(ASI) I parlamentari 5stelle sottopongono al vaglio dei cittadini attraverso la piattaforma Rousseau la riforma della Banca d’Italia. La proposta penta stellata si ispira ad uno studio della Banca centrale svedese e intende riportare Via Nazionale in capo allo Stato.
“La Banca centrale italiana – commenta il deputato Filippo Gallinella – va profondamente riorganizzata perché allo stato attuale non è né pubblica né indipendente. L’efficacia della sua attività è condizionata da azionisti privati, gli stessi soggetti che dovrebbe controllare. La proposta del M5S vuole rendere Bankitalia pubblica, efficace nei controlli e trasparente. Questa proposta intende superare l’anomalia italiana, che vede un azionariato prevalentemente privato, rispetto ai partner europei ed internazionali. Bankitalia va nazionalizzata al più presto”.

La proposta 5stelle si articola in dieci punti. “Prevediamo – continua Gallinella - l’acquisizione delle quote in mano alle banche private da parte del Mef. Quote che potranno essere cedute solo a pubbliche amministrazioni. Ai soci privati sarà corrisposta, entro un anno, una cifra pari al valore nominale delle quote del 1936, ossia 156mila euro, più i circa 900 milioni che le banche hanno versato all’erario in seguito alla rivalutazione. Per saldare questo conto, si potrà attingere dai circa 24 miliardi di riserve della banca centrale. Il bilancio della banca centrale risulterà ancor più solido grazie al ristorno della rivalutazione delle quote a 7,5 miliardi di euro.
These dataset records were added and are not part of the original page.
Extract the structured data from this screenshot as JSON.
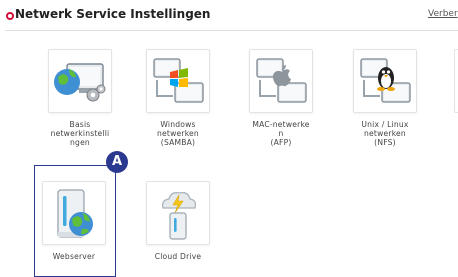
{
  "header": {
    "title": "Netwerk Service Instellingen",
    "link": "Verber",
    "accent_color": "#d0103a"
  },
  "tiles": [
    {
      "label": "Basis\nnetwerkinstelli\nngen",
      "icon": "network-settings-icon"
    },
    {
      "label": "Windows\nnetwerken\n(SAMBA)",
      "icon": "windows-network-icon"
    },
    {
      "label": "MAC-netwerke\nn\n(AFP)",
      "icon": "mac-network-icon"
    },
    {
      "label": "Unix / Linux\nnetwerken\n(NFS)",
      "icon": "linux-network-icon"
    },
    {
      "label": "Webserver",
      "icon": "webserver-icon"
    },
    {
      "label": "Cloud Drive",
      "icon": "cloud-drive-icon"
    }
  ],
  "annotation": {
    "marker": "A",
    "color": "#2b3990"
  }
}
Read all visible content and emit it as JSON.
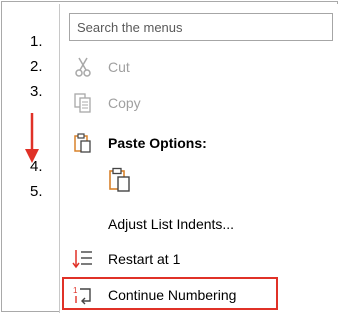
{
  "document": {
    "list_numbers": [
      "1.",
      "2.",
      "3.",
      "4.",
      "5."
    ]
  },
  "menu": {
    "search": {
      "placeholder": "Search the menus",
      "value": ""
    },
    "items": [
      {
        "label": "Cut",
        "icon": "scissors-icon",
        "enabled": false
      },
      {
        "label": "Copy",
        "icon": "copy-icon",
        "enabled": false
      },
      {
        "label": "Paste Options:",
        "icon": "clipboard-icon",
        "heading": true
      },
      {
        "label": "Adjust List Indents...",
        "icon": ""
      },
      {
        "label": "Restart at 1",
        "icon": "restart-numbering-icon"
      },
      {
        "label": "Continue Numbering",
        "icon": "continue-numbering-icon",
        "highlighted": true
      }
    ],
    "paste_option_icon": "keep-text-only-paste-icon"
  },
  "colors": {
    "annotation_red": "#e03127",
    "icon_orange": "#d9822b",
    "disabled_text": "#a0a0a0"
  }
}
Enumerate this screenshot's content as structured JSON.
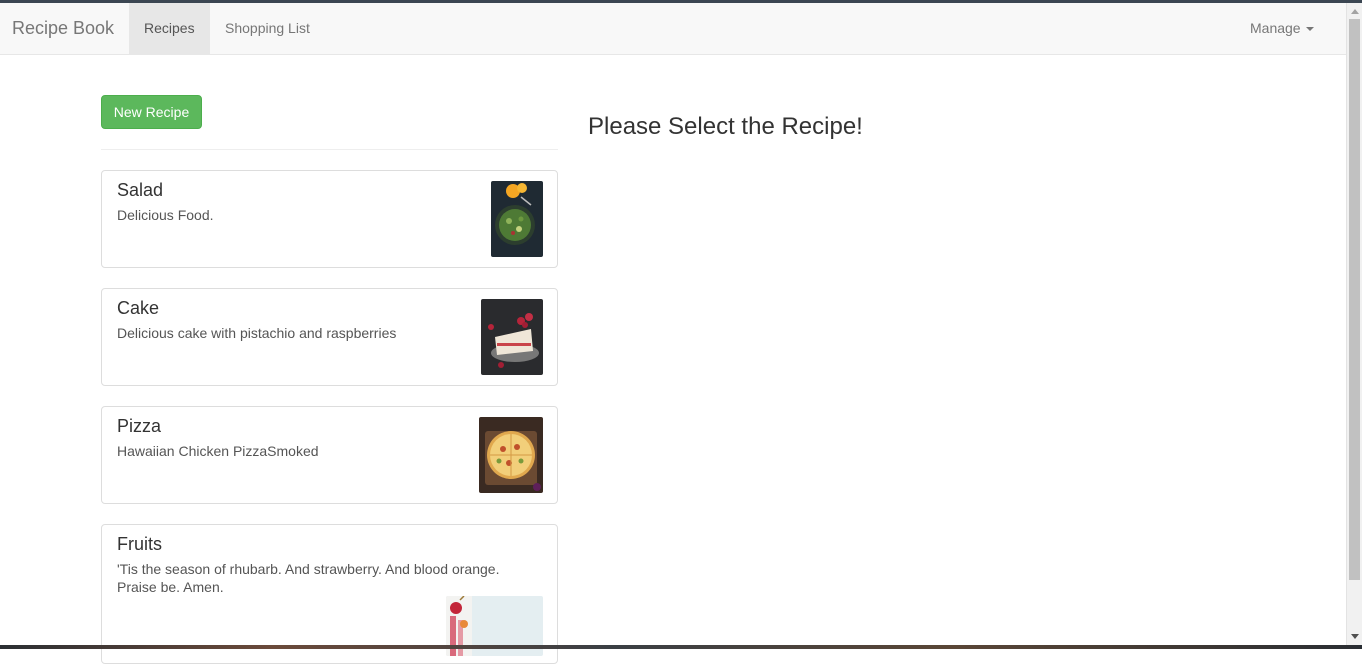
{
  "navbar": {
    "brand": "Recipe Book",
    "items": [
      {
        "label": "Recipes",
        "active": true
      },
      {
        "label": "Shopping List",
        "active": false
      }
    ],
    "manage_label": "Manage"
  },
  "list": {
    "new_button_label": "New Recipe",
    "recipes": [
      {
        "name": "Salad",
        "description": "Delicious Food.",
        "image": "salad-bowl-photo"
      },
      {
        "name": "Cake",
        "description": "Delicious cake with pistachio and raspberries",
        "image": "cake-slice-photo"
      },
      {
        "name": "Pizza",
        "description": "Hawaiian Chicken PizzaSmoked",
        "image": "pizza-photo"
      },
      {
        "name": "Fruits",
        "description": "'Tis the season of rhubarb. And strawberry. And blood orange. Praise be. Amen.",
        "image": "fruits-photo"
      }
    ]
  },
  "detail": {
    "placeholder": "Please Select the Recipe!"
  },
  "colors": {
    "accent_green": "#5cb85c",
    "navbar_bg": "#f8f8f8"
  }
}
Proponiamo, inoltre, una governance più democratica attraverso la revisione di modalità elettive e durata degli incarichi, una governance più trasparente al riparo da conflitti di interesse. In particolare, proponiamo un governatore eletto dal Parlamento in seduta comune e da tre delegati per ogni Consiglio regionale, uno per la Valle d’Aosta. Vogliamo, infine, destinare una quota degli utili netti al Fondo per il Reddito di cittadinanza e al Fondo centrale di garanzia per le Pmi. In questo modo Bankitalia contribuirà in modo decisivo a sostenere welfare e tessuto imprenditoriale italiano”.